CA Versailles, 12e ch., 3 juin 2021, n° 19/05423

VERSAILLES

Arrêt

Infirmation partielle

PARTIES

Demandeur :

Ineo Defense (Sté.)

COMPOSITION DE LA JURIDICTION

Président :

M. Thomas

Conseillers :

Mme Muller, M. Nut

T. com. Nanterre, du 29 mai 2019, n° 18/…

29 mai 2019

EXPOSE DU LITIGE

La société Thales a confié à la société lneo Défense (ci-après société lneo) la réalisation de travaux, avec maintien en conditions opérationnelles, portant sur un site de la Marine nationale.

Le 17 septembre 2013, dans le cadre des travaux de rénovation du lot fluide de ce site, la société lneo a confié à la société ATDF - aux droits de laquelle est venue la société Atelier Roche - des travaux de sous-traitance pour un montant de 405.000 €HT (ci-après : 'le contrat').

Le contrat prévoyait un début des travaux au mois de novembre 2015 pour une réception définitive en août 2016. Cependant leur démarrage s'est trouvé différé et en conséquence un avenant a été signé pour en fixer la date à juillet 2016 pour une 'mise en service fabricants' en novembre 2016.

Au terme d'un second avenant du 15 mai 2015, le prix des travaux a été porté à 420.000 euros, la date de fin de travaux, ou 'recette produit' étant fixée en mars 2017.

Le 10 avril 2017 a eu lieu la 'Mise en service fabricants', et le 19 mai 2017 la 'recette produit'. Les parties ont signé le même jour un procès-verbal de réception des travaux avec réserves, celles-ci ayant été ultérieurement levées.

Le 17 juillet 2017, la société lneo a notifié à la société Atelier Roche des pénalités de retard à hauteur de 63.840 euros HT pour 76 jours de retard, en application de la clause 10.2 du contrat.
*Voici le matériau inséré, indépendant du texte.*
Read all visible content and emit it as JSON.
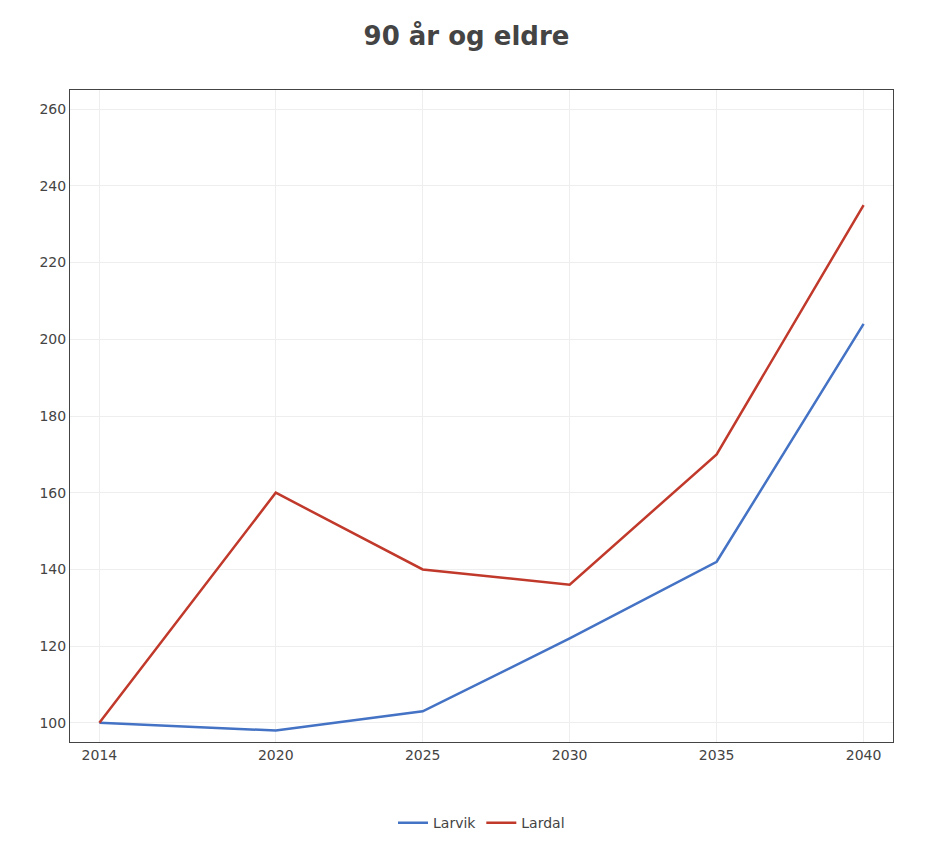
{
  "chart_data": {
    "type": "line",
    "title": "90 år og eldre",
    "x": [
      2014,
      2020,
      2025,
      2030,
      2035,
      2040
    ],
    "series": [
      {
        "name": "Larvik",
        "color": "#4472C4",
        "values": [
          100,
          98,
          103,
          122,
          142,
          204
        ]
      },
      {
        "name": "Lardal",
        "color": "#C0392B",
        "values": [
          100,
          160,
          140,
          136,
          170,
          235
        ]
      }
    ],
    "xlim": [
      2013,
      2041
    ],
    "xticks": [
      2014,
      2020,
      2025,
      2030,
      2035,
      2040
    ],
    "ylim": [
      95,
      265
    ],
    "yticks": [
      100,
      120,
      140,
      160,
      180,
      200,
      220,
      240,
      260
    ],
    "grid": true,
    "legend": "bottom"
  }
}
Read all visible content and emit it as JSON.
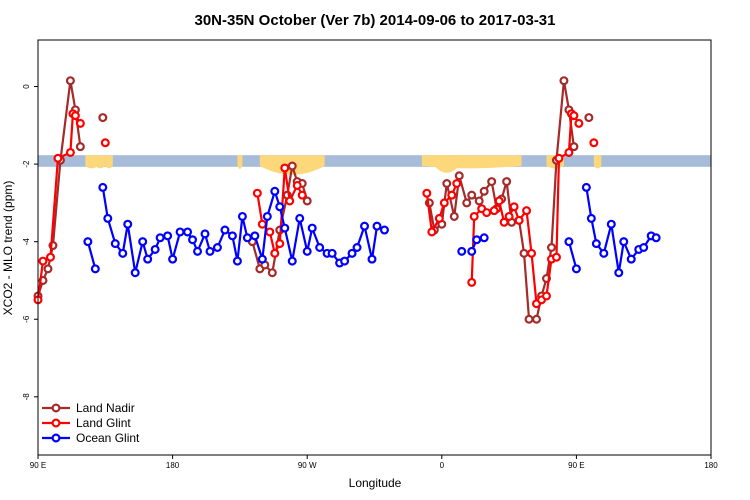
{
  "chart_data": {
    "type": "line",
    "title": "30N-35N October (Ver 7b)   2014-09-06 to 2017-03-31",
    "xlabel": "Longitude",
    "ylabel": "XCO2 - MLO trend (ppm)",
    "xlim": [
      -90,
      180
    ],
    "ylim": [
      -9.5,
      1.2
    ],
    "x_ticks": [
      {
        "value": -90,
        "label": "90 E"
      },
      {
        "value": -36,
        "label": "180"
      },
      {
        "value": 18,
        "label": "90 W"
      },
      {
        "value": 72,
        "label": "0"
      },
      {
        "value": 126,
        "label": "90 E"
      },
      {
        "value": 180,
        "label": "180"
      }
    ],
    "y_ticks": [
      0,
      -2,
      -4,
      -6,
      -8
    ],
    "legend_position": "bottom-left",
    "land_band": {
      "y_range": [
        -2.07,
        -1.77
      ],
      "ocean_color": "#a7bcd8",
      "land_color": "#fdd87a",
      "land_bulges": [
        [
          -71,
          -66,
          -1.95
        ],
        [
          -67,
          -63,
          -2.0
        ],
        [
          -63,
          -60,
          -1.9
        ],
        [
          -1,
          25,
          -2.4
        ],
        [
          -10,
          -8,
          -2.1
        ],
        [
          64,
          104,
          -2.0
        ],
        [
          69,
          79,
          -2.3
        ],
        [
          114,
          121,
          -1.95
        ],
        [
          133,
          136,
          -2.0
        ]
      ]
    },
    "series": [
      {
        "name": "Land Nadir",
        "color": "#a52a2a",
        "segments": [
          [
            [
              -90,
              -5.4
            ],
            [
              -88,
              -5.0
            ],
            [
              -86,
              -4.7
            ],
            [
              -84,
              -4.1
            ],
            [
              -81,
              -1.9
            ],
            [
              -77,
              0.15
            ],
            [
              -75,
              -0.6
            ],
            [
              -73,
              -1.55
            ]
          ],
          [
            [
              -64,
              -0.8
            ]
          ],
          [
            [
              -4,
              -4.0
            ],
            [
              -1,
              -4.7
            ],
            [
              1,
              -4.6
            ],
            [
              4,
              -4.8
            ],
            [
              7,
              -3.7
            ],
            [
              10,
              -2.8
            ],
            [
              12,
              -2.05
            ],
            [
              14,
              -2.45
            ],
            [
              16,
              -2.5
            ],
            [
              18,
              -2.95
            ]
          ],
          [
            [
              67,
              -3.0
            ],
            [
              69,
              -3.7
            ],
            [
              72,
              -3.55
            ],
            [
              74,
              -2.5
            ],
            [
              77,
              -3.35
            ],
            [
              79,
              -2.3
            ],
            [
              82,
              -3.0
            ],
            [
              84,
              -2.8
            ],
            [
              87,
              -2.95
            ],
            [
              89,
              -2.7
            ],
            [
              92,
              -2.45
            ],
            [
              94,
              -3.15
            ],
            [
              96,
              -2.9
            ],
            [
              98,
              -2.45
            ],
            [
              100,
              -3.5
            ],
            [
              103,
              -3.45
            ],
            [
              105,
              -4.3
            ],
            [
              107,
              -6.0
            ],
            [
              110,
              -6.0
            ],
            [
              112,
              -5.4
            ],
            [
              114,
              -4.95
            ],
            [
              116,
              -4.15
            ],
            [
              118,
              -1.9
            ],
            [
              121,
              0.15
            ],
            [
              123,
              -0.6
            ],
            [
              125,
              -1.55
            ]
          ],
          [
            [
              131,
              -0.8
            ]
          ]
        ]
      },
      {
        "name": "Land Glint",
        "color": "#ff0000",
        "segments": [
          [
            [
              -90,
              -5.5
            ],
            [
              -88,
              -4.5
            ],
            [
              -85,
              -4.4
            ],
            [
              -82,
              -1.85
            ],
            [
              -77,
              -1.7
            ],
            [
              -76,
              -0.7
            ],
            [
              -75,
              -0.75
            ],
            [
              -73,
              -0.95
            ]
          ],
          [
            [
              -63,
              -1.45
            ]
          ],
          [
            [
              -2,
              -2.75
            ],
            [
              0,
              -3.55
            ],
            [
              3,
              -3.75
            ],
            [
              5,
              -4.3
            ],
            [
              7,
              -4.05
            ],
            [
              9,
              -2.1
            ],
            [
              11,
              -2.95
            ],
            [
              14,
              -2.55
            ],
            [
              16,
              -2.8
            ]
          ],
          [
            [
              66,
              -2.75
            ],
            [
              68,
              -3.75
            ],
            [
              71,
              -3.4
            ],
            [
              73,
              -3.0
            ],
            [
              76,
              -2.8
            ],
            [
              78,
              -2.5
            ]
          ],
          [
            [
              84,
              -5.05
            ],
            [
              85,
              -3.35
            ],
            [
              88,
              -3.15
            ],
            [
              90,
              -3.25
            ],
            [
              93,
              -3.2
            ],
            [
              95,
              -2.95
            ],
            [
              97,
              -3.5
            ],
            [
              99,
              -3.35
            ],
            [
              101,
              -3.1
            ],
            [
              103,
              -3.45
            ],
            [
              106,
              -3.2
            ],
            [
              108,
              -4.3
            ],
            [
              110,
              -5.6
            ],
            [
              112,
              -5.5
            ],
            [
              114,
              -5.4
            ],
            [
              116,
              -4.45
            ],
            [
              118,
              -4.4
            ],
            [
              119,
              -1.85
            ],
            [
              123,
              -1.7
            ],
            [
              124,
              -0.7
            ],
            [
              125,
              -0.75
            ],
            [
              127,
              -0.95
            ]
          ],
          [
            [
              133,
              -1.45
            ]
          ]
        ]
      },
      {
        "name": "Ocean Glint",
        "color": "#0000ff",
        "segments": [
          [
            [
              -70,
              -4.0
            ],
            [
              -67,
              -4.7
            ]
          ],
          [
            [
              -64,
              -2.6
            ],
            [
              -62,
              -3.4
            ],
            [
              -59,
              -4.05
            ],
            [
              -56,
              -4.3
            ],
            [
              -54,
              -3.55
            ],
            [
              -51,
              -4.8
            ],
            [
              -48,
              -4.0
            ],
            [
              -46,
              -4.45
            ],
            [
              -43,
              -4.2
            ],
            [
              -41,
              -3.9
            ],
            [
              -38,
              -3.85
            ],
            [
              -36,
              -4.45
            ],
            [
              -33,
              -3.75
            ],
            [
              -30,
              -3.75
            ],
            [
              -28,
              -3.95
            ],
            [
              -26,
              -4.25
            ],
            [
              -23,
              -3.8
            ],
            [
              -21,
              -4.25
            ],
            [
              -18,
              -4.15
            ],
            [
              -15,
              -3.7
            ],
            [
              -12,
              -3.85
            ],
            [
              -10,
              -4.5
            ],
            [
              -8,
              -3.35
            ],
            [
              -6,
              -3.9
            ],
            [
              -3,
              -3.85
            ],
            [
              0,
              -4.45
            ],
            [
              2,
              -3.35
            ],
            [
              5,
              -2.7
            ],
            [
              7,
              -3.1
            ],
            [
              9,
              -3.65
            ],
            [
              12,
              -4.5
            ],
            [
              15,
              -3.4
            ],
            [
              18,
              -4.25
            ],
            [
              20,
              -3.65
            ],
            [
              23,
              -4.15
            ],
            [
              26,
              -4.3
            ],
            [
              28,
              -4.3
            ],
            [
              31,
              -4.55
            ],
            [
              33,
              -4.5
            ],
            [
              36,
              -4.3
            ],
            [
              38,
              -4.15
            ],
            [
              41,
              -3.6
            ],
            [
              44,
              -4.45
            ],
            [
              46,
              -3.6
            ],
            [
              49,
              -3.7
            ]
          ],
          [
            [
              80,
              -4.25
            ]
          ],
          [
            [
              84,
              -4.25
            ],
            [
              86,
              -3.95
            ],
            [
              89,
              -3.9
            ]
          ],
          [
            [
              123,
              -4.0
            ],
            [
              126,
              -4.7
            ]
          ],
          [
            [
              130,
              -2.6
            ],
            [
              132,
              -3.4
            ],
            [
              134,
              -4.05
            ],
            [
              137,
              -4.3
            ],
            [
              140,
              -3.55
            ],
            [
              143,
              -4.8
            ],
            [
              145,
              -4.0
            ],
            [
              148,
              -4.45
            ],
            [
              151,
              -4.2
            ],
            [
              153,
              -4.15
            ],
            [
              156,
              -3.85
            ],
            [
              158,
              -3.9
            ]
          ]
        ]
      }
    ]
  }
}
De son côté, le 27 juillet 2017, la société Atelier Roche a mis en demeure la société lneo de lui régler la somme de 40.285 euros correspondant à deux factures restées impayées.

La société Atelier Roche a saisi le juge des référés du tribunal de commerce de Versailles, qui, par ordonnance du 17 octobre 2017, a condamné la société lneo à payer lesdites factures.
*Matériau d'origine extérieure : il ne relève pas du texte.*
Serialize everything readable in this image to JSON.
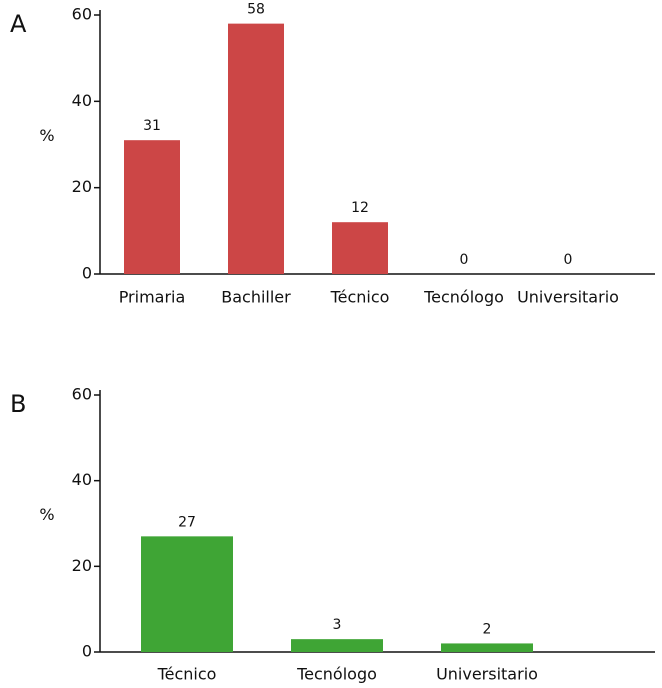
{
  "chart_data": [
    {
      "type": "bar",
      "label": "A",
      "ylabel": "%",
      "categories": [
        "Primaria",
        "Bachiller",
        "Técnico",
        "Tecnólogo",
        "Universitario"
      ],
      "values": [
        31,
        58,
        12,
        0,
        0
      ],
      "color": "#cc4646",
      "ylim": [
        0,
        60
      ],
      "yticks": [
        0,
        20,
        40,
        60
      ]
    },
    {
      "type": "bar",
      "label": "B",
      "ylabel": "%",
      "categories": [
        "Técnico",
        "Tecnólogo",
        "Universitario"
      ],
      "values": [
        27,
        3,
        2
      ],
      "color": "#3fa535",
      "ylim": [
        0,
        60
      ],
      "yticks": [
        0,
        20,
        40,
        60
      ]
    }
  ]
}
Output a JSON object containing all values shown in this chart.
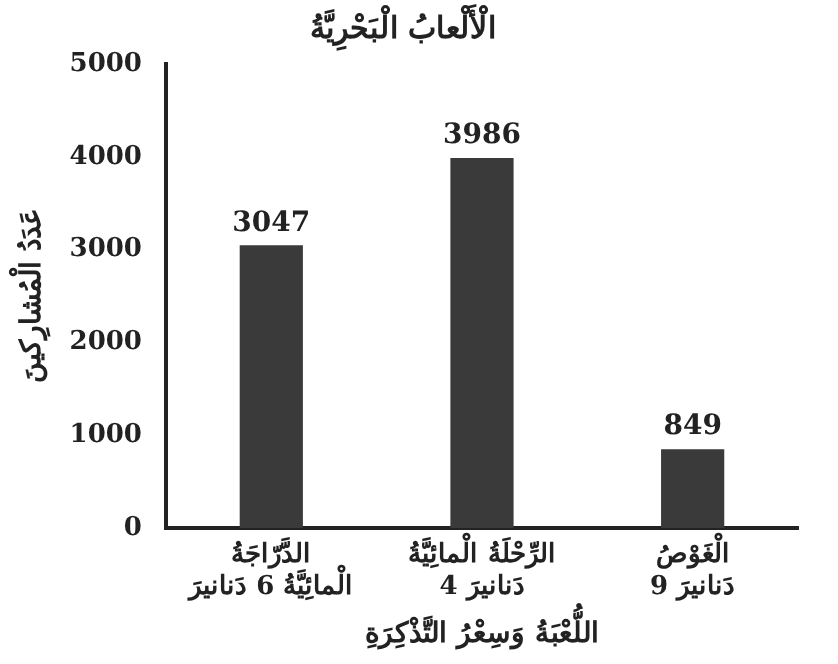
{
  "chart_data": {
    "type": "bar",
    "title": "الْأَلْعابُ الْبَحْرِيَّةُ",
    "xlabel": "اللُّعْبَةُ وَسِعْرُ التَّذْكِرَةِ",
    "ylabel": "عَدَدُ الْمُشارِكينَ",
    "categories": [
      "الدَّرّاجَةُ\nالْمائِيَّةُ 6 دَنانيرَ",
      "الرِّحْلَةُ الْمائِيَّةُ\n4 دَنانيرَ",
      "الْغَوْصُ\n9 دَنانيرَ"
    ],
    "values": [
      3047,
      3986,
      849
    ],
    "color": "#3a3a3a",
    "ylim": [
      0,
      5000
    ],
    "yticks": [
      0,
      1000,
      2000,
      3000,
      4000,
      5000
    ],
    "grid": false,
    "data_labels": true
  }
}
Par acte du 26 décembre 2017, la société Ineo a assigné la société Atelier Roche devant le tribunal de commerce de Nanterre aux fins de voir constater que le retard de 76 jours lui est exclusivement imputable, et la voir condamner au paiement de la somme correspondant aux pénalités contractuelles ainsi que des dommages et intérêts.

Par jugement du 29 mai 2019, le tribunal de commerce de Nanterre a :

- Pris acte de la renonciation de la société Atelier Roche à se prévaloir des dispositions de l'article L. 442-6 du code de commerce ;

- Condamné la société Atelier Roche à payer à la société lneo Défense la somme de 51.240 € à titre de pénalités contractuelles ;

- Débouté la société lneo de sa demande de dommages et intérêts,

- Débouté la société Atelier Roche de ses demandes reconventionnelles ainsi que de sa demande au titre de l'article 700 du code de procédure civile ;

- Condamné la société Atelier Roche à payer à la société lneo Défense la somme de 3.000 € au titre de l'article 700 du code de procédure civile ;

- Condamné la société Atelier Roche aux entiers dépens de l'instance.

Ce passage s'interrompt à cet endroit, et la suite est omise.